Meta e Data: Sentiero DinoIcardi-Colle della Gippiera-Lago 9 Colori    17 Agosto 2014
Quota partenza(m): 1480  Quota Arrivo(m): 2948 Dislivello(m): 1400 Difficoltà: E
Partenza da: Piana di Stroppia. Autostrada Mi-To, poi dirigersi verso Dronero.Da Dronero via SP422 verso Acceglio e poi percorrere tutta la Val Maira fino alla borgata Chiappera. Proseguire ancora su sterrata fino alla Piana di Stroppia (1686m) dove si parcheggia.
  Decido di passare due giorni di ferie in Val Maira,una valle di cui ho senbtito parlare un gran bene e che non ho mai avuto modo di visitare. Parto prestissimo alla mattina e dopo un lungo viaggio io e Suni siamo attorno alle 8:20 pronti a iniziare questa fantastica escursione ad anello. La giornata è favolosa e cosi partriamo guidati dalla traccia gps verso l'imbocco del Sentiero Dino Icardi che ci farà agevolmente superare lo sbarramento roccioso che sembra invalicabile e ci porta al Rif.Stroppia. Poca gente in giro e siamo soli in questa bella valle che ora si apre verso il bel Lago Niera (2302m). La vista è sempre più spettacolare e dopo alcune foto proseguo nella valle dove i fischi delle marmotte si fanno insistenti. Non trovo il guinzaglio e visto che Suni pare intrattenibile sono costretto a fare un cordino di fortuna per cercare di tenerla in zona. Qualche persona ora arriva e si prosegue in questa ampia valle sempre più bella e circondata da maestose vette (Rocca Bianca, Cima di Stroppia,Sautron). La valle è lunga e dopo circa 5 km lasciamo a dx il bivio per il Colle Infernetto , poi a sx il bivio per il Colle Nubiera per andare decisi vero il Colle di Gippiera. Nel frattempo abbiamo conosciuto una simpatica coppia Ligure che procede a passo spedito e con cui condivideremo tutto il resto dell'anello!.
Raggiungiamo il colle è da li la vista verso il Lago dei 9 Colori con alle spalle l'imponente Brec de Chambeyron (3389 m) è davvero bellissima!
A destra si alza La Tete de Frema.
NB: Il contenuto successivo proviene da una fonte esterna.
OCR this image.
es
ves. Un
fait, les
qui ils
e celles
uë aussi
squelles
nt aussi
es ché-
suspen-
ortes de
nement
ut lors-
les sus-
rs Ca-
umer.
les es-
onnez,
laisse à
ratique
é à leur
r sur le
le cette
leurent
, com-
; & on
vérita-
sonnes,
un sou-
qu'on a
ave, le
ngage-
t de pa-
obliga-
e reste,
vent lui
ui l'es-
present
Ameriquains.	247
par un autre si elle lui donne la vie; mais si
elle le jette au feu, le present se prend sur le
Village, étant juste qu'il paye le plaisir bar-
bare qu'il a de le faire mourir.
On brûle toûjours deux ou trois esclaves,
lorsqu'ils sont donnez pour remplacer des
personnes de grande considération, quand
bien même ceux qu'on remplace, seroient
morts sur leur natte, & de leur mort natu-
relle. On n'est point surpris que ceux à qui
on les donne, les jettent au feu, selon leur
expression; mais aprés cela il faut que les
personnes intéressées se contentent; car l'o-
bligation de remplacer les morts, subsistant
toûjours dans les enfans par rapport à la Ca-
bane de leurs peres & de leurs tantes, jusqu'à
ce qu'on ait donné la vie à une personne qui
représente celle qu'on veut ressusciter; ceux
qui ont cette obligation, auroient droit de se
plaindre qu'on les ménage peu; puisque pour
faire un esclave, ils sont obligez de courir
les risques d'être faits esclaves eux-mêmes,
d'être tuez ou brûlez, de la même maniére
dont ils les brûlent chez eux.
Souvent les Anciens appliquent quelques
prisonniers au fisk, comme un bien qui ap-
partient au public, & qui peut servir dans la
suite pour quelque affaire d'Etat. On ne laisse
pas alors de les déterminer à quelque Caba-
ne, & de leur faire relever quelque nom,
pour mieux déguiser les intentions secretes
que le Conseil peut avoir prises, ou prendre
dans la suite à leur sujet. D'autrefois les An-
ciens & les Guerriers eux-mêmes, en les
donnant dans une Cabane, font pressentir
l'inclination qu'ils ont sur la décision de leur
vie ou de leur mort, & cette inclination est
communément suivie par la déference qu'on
Noi scendiamo verso il bivacco Barenghi (2815 m), alto sulle sponde del Lago di Vallonasso di Stroppia, dove sostiamo per il meritato pranzo. Suni è affamata ma anche ora attorniata da alcuni grossi cani , due dei quali finiranno pure per litigare un po....! Si alza un'aria gelida e il riparo dietro al bivacco fa comodo. Dopo la sosta proseguiamo il giro per immetterci nel vallone che porta al Colle Infernetto. La discesa dal colle richiede un poco di prudenza essendo assai ripido nel primo tratto.Poi il maestoso vallone si apre  e regala ampi panorami  riportandoci senza problemi fin troppo presto all'auto. C'è tutto il tempo di accettare l'invito degli amici di gita a bere una fresca birra e poi con calma mi dirigo  a Macra dove troverò una stanza per passare la notte,
Un grazie agli amici liguri per la piacevole giornata trascorsa insieme, un grazie a Suni perfetta compagna di escursione.